J’ai commencé avec la télé au Portugal puis continué avec le théâtre avec, entre 2020 et 2024, une dizaine de productions. J’avais donc un désir de retourner au cinéma et Flucht aus Lissabon est arrivé. J’ai dû faire des choix, c’est difficile mais il faut oser dire non, c’est important d’avoir une vision.
S’il fallait retenir un projet parmi la soixantaine qui vous a occupée ?
Habiter le temps de Rasmus Lindberg, mis en scène par Michel Didym, co-produit par le Grand Théâtre, avec Irène Jacob, Jérôme Kircher, Eric Berger. C’est la pièce dont je suis la plus fière, son thème m’interpelle, il parle des traumas transgénérationnels et de quelle manière ce que nos ancêtres ont vécu nous affecte aujourd’hui. Quand je suis dans la petite maison de mes grands-parents au nord du Portugal, j’imagine tout ce qui s’y est passé. C’est en fait ce que raconte la pièce, tellement bien écrite ! Michel Didym est compliqué, exigeant, il a été dur avec moi, mais cela a été d’une richesse inimaginable. Pour la première fois en France, j’avais un des rôles principaux. En tournée, j’ai partagé la loge d’Irène Jacob, entendre ses histoires de vie a été un bel apprentissage.
Et côté cinéma ?
Sans hésitation, Kanaval de Henri Pardo, cinéaste canadien d’origine haïtienne, c’est un peu son histoire, il parle d’un petit garçon qui va de Haïti au Québec. Quand on se dirige vers un nouveau pays, que prend-on de notre culture d’origine et que nous apporte la nouvelle ? On a tourné au Québec, en pleine forêt, à moins 25°C, c’était spectaculaire. Le film a été présenté au Festival international de Toronto, je portais une robe magnifique de Luís Sanchez, c’était comme un conte de fées, et quand j’ai découvert le film, je me suis pris une claque, je me suis un peu retrouvée dans le petit garçon. Henri Pardo est attentif, sensible et respectueux.
Quels sont vos projets actuels ?
Tournant inattendu dans ma vie, j’ai le rôle principal, presque sur mesure, au côté de Hans Sigl dans le film de la ZDF, Flucht aus Lissabon dont je parlais. Ce thriller sort mi-mars (ndlr : l’interview a eu lieu le 8 février). Avec le Tage au centre du film, une boucle est bouclée, quinze ans après avoir étudié à Lisbonne, la vie et la ville me font un cadeau. Ensuite, il y aura une série télé toujours au Portugal, mais chut…
Questions à la volée :
- UN AUTEUR DE THÉÂTRE : Tennessee Williams dont les personnages féminins sont complexes, profonds.
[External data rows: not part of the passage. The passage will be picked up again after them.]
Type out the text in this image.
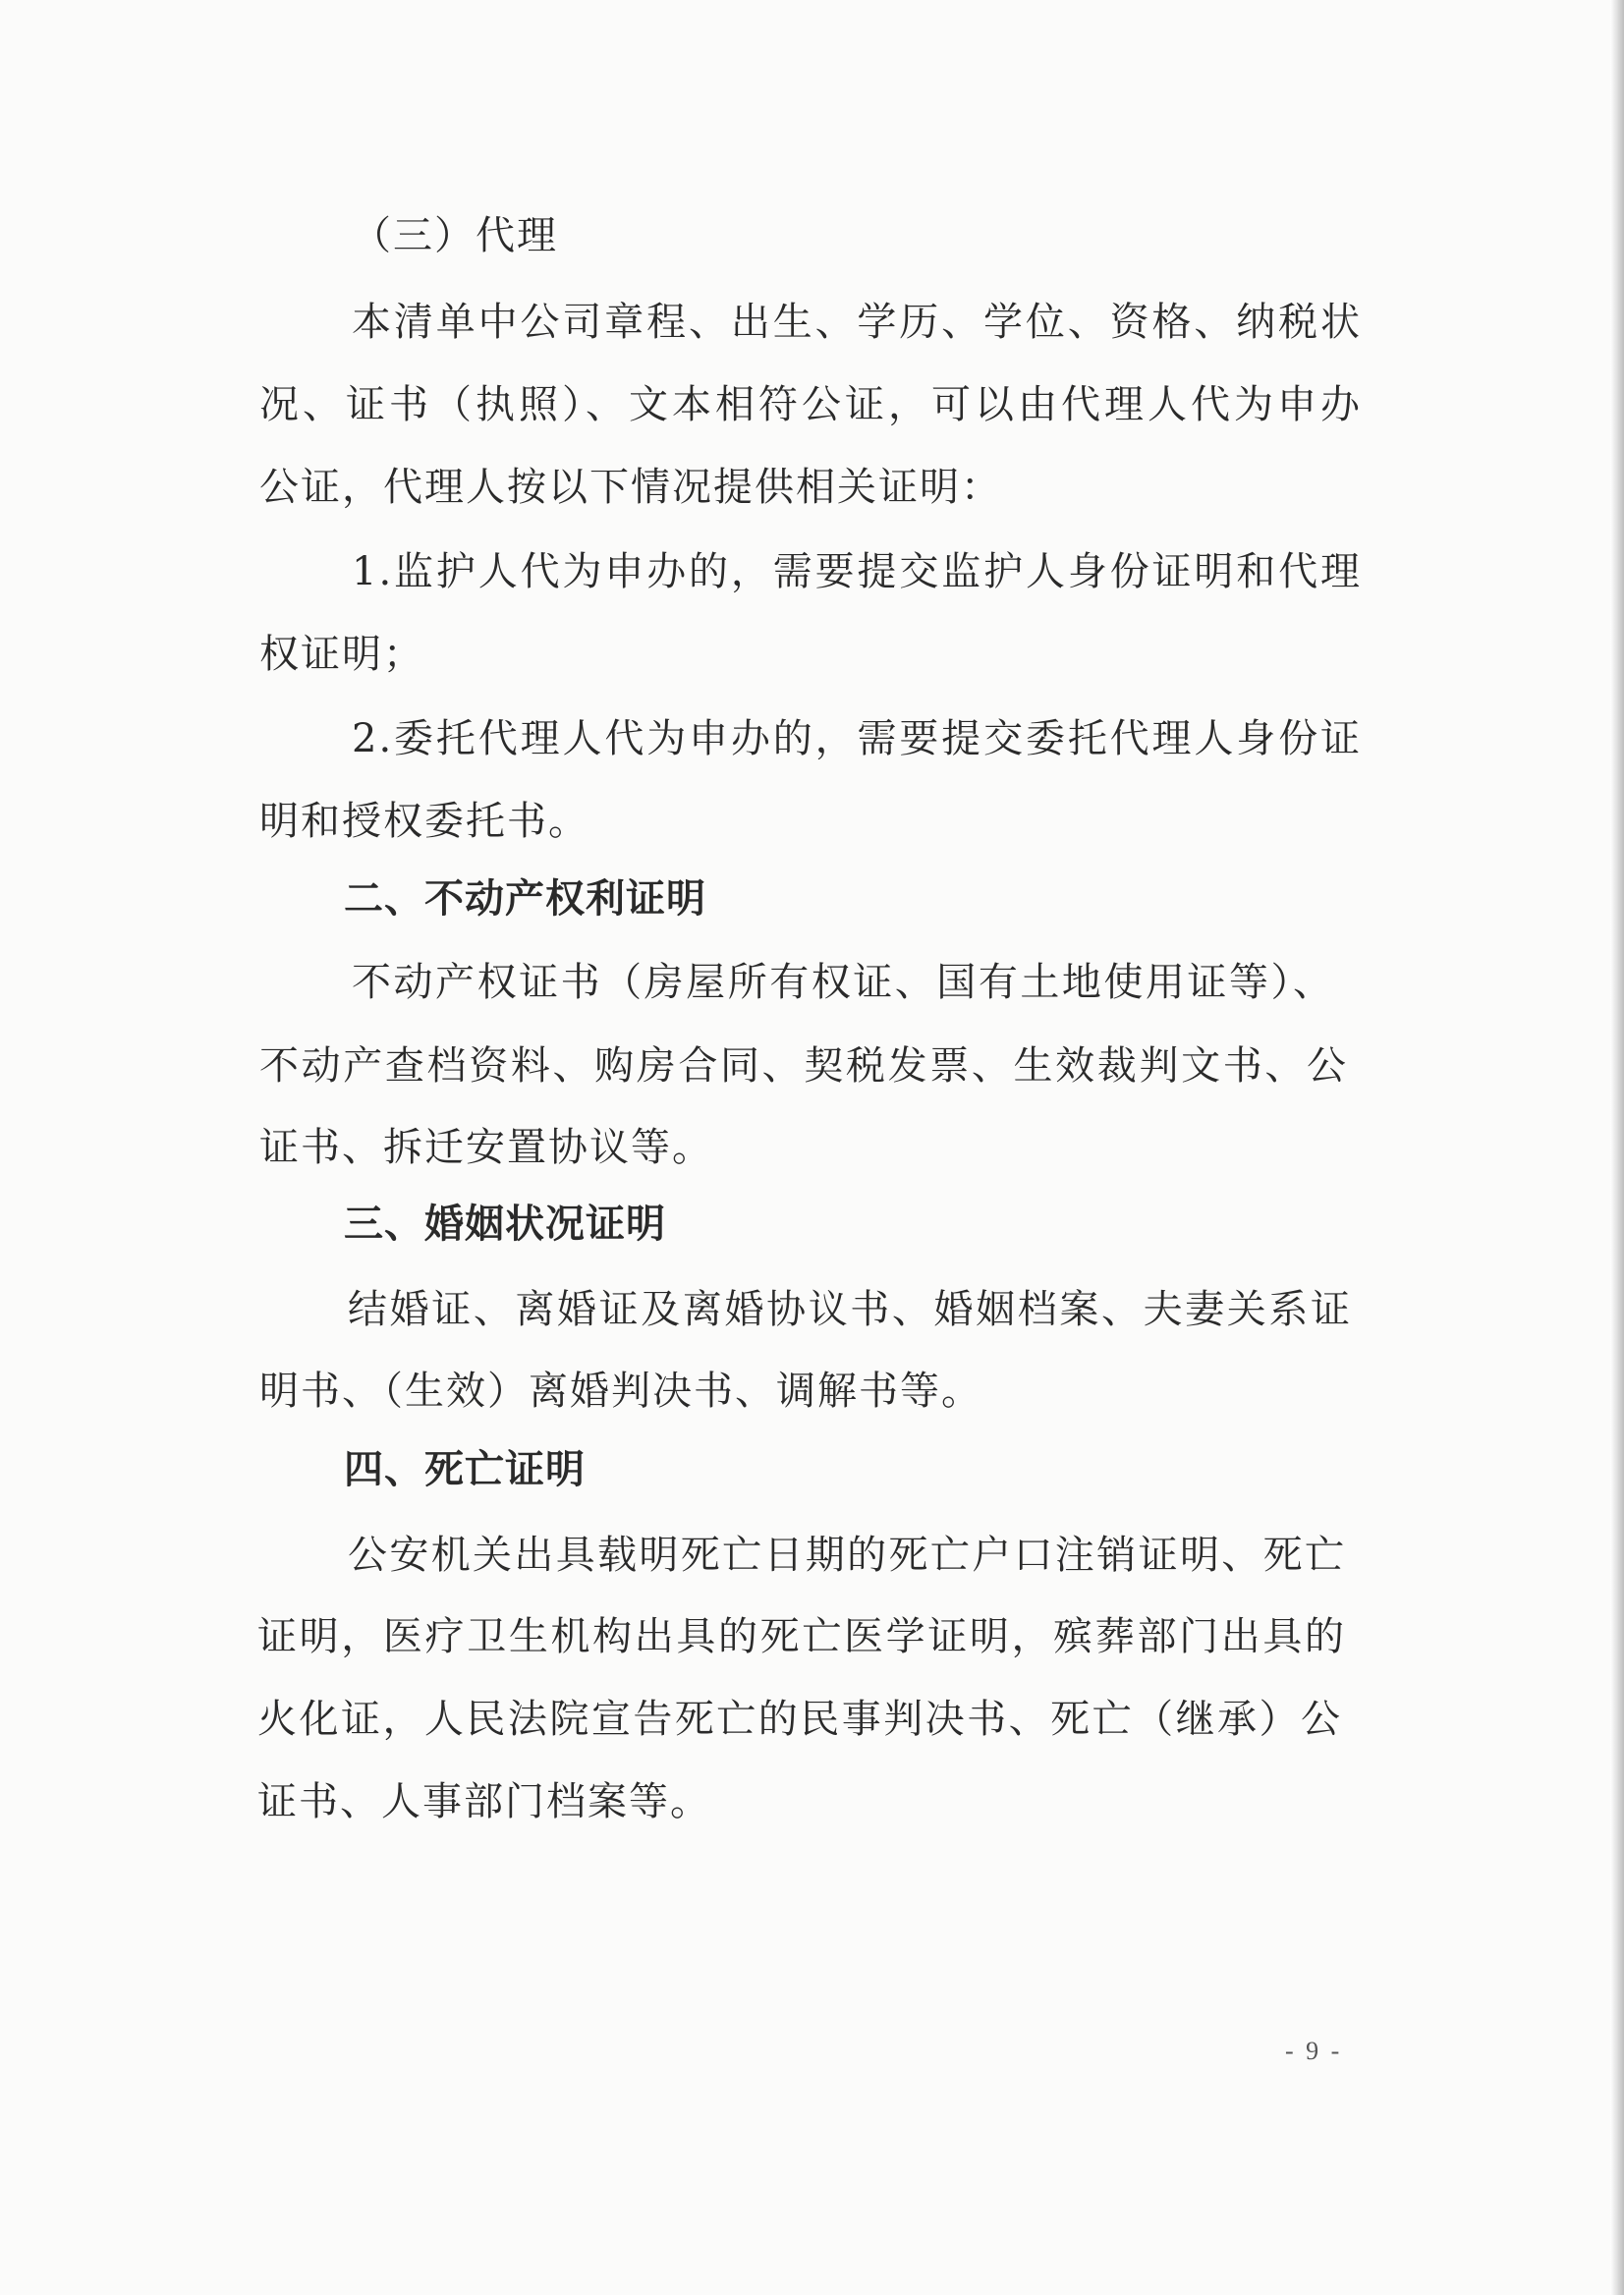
（三）代理
本清单中公司章程、出生、学历、学位、资格、纳税状
况、证书（执照）、文本相符公证，可以由代理人代为申办
公证，代理人按以下情况提供相关证明：
1.监护人代为申办的，需要提交监护人身份证明和代理
权证明；
2.委托代理人代为申办的，需要提交委托代理人身份证
明和授权委托书。
二、不动产权利证明
不动产权证书（房屋所有权证、国有土地使用证等）、
不动产查档资料、购房合同、契税发票、生效裁判文书、公
证书、拆迁安置协议等。
三、婚姻状况证明
结婚证、离婚证及离婚协议书、婚姻档案、夫妻关系证
明书、（生效）离婚判决书、调解书等。
四、死亡证明
公安机关出具载明死亡日期的死亡户口注销证明、死亡
证明，医疗卫生机构出具的死亡医学证明，殡葬部门出具的
火化证，人民法院宣告死亡的民事判决书、死亡（继承）公
证书、人事部门档案等。
- 9 -
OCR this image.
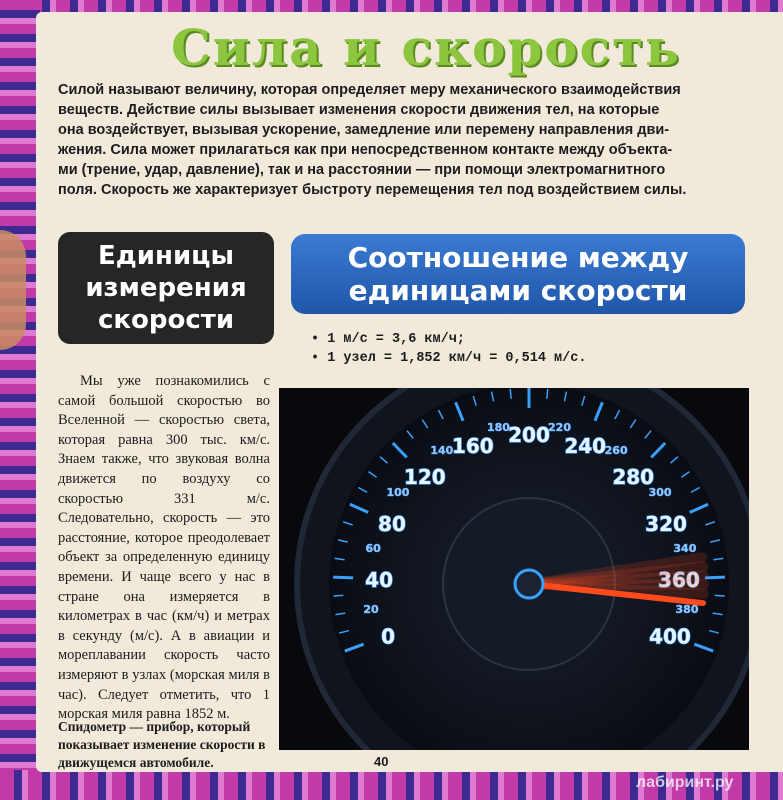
Сила и скорость
Силой называют величину, которая определяет меру механического взаимодействия
веществ. Действие силы вызывает изменения скорости движения тел, на которые
она воздействует, вызывая ускорение, замедление или перемену направления дви-
жения. Сила может прилагаться как при непосредственном контакте между объекта-
ми (трение, удар, давление), так и на расстоянии — при помощи электромагнитного
поля. Скорость же характеризует быстроту перемещения тел под воздействием силы.
Единицы
измерения
скорости
Соотношение между
единицами скорости
• 1 м/с = 3,6 км/ч;
• 1 узел = 1,852 км/ч = 0,514 м/с.
Мы уже познакомились с самой большой скоростью во Вселенной — скоростью света, которая равна 300 тыс. км/с. Знаем также, что звуковая волна движется по воздуху со скоростью 331 м/с. Следовательно, скорость — это расстояние, которое преодолевает объект за определенную единицу времени. И чаще всего у нас в стране она измеряется в километрах в час (км/ч) и метрах в секунду (м/с). А в авиации и мореплавании скорость часто измеряют в узлах (морская миля в час). Следует отметить, что 1 морская миля равна 1852 м.
Спидометр — прибор, который показывает изменение скорости в движущемся автомобиле.	40
0
40
80
120
160 200 240
280
320
360
400
20
60
100
140
180	220
260
300
340
380
лабиринт.ру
- UN FILM FÉTICHE : The Red Shoes (1948) de Michael Powell et Emeric Pressburger, l’histoire d’une ballerine qui doit choisir entre sa passion pour l’art et sa vie personnelle.
- UNE FEMME INSPIRANTE : Michelle Obama, j’admire son parcours, son aisance, Oprah Winfrey aussi qui m’a aidée dans un moment difficile de ma vie et encore Alicia Vikander, une actrice suédoise que j’admire.
Interview initialement publiée dans le Femmes Magazine numéro 265 d’avril 2025.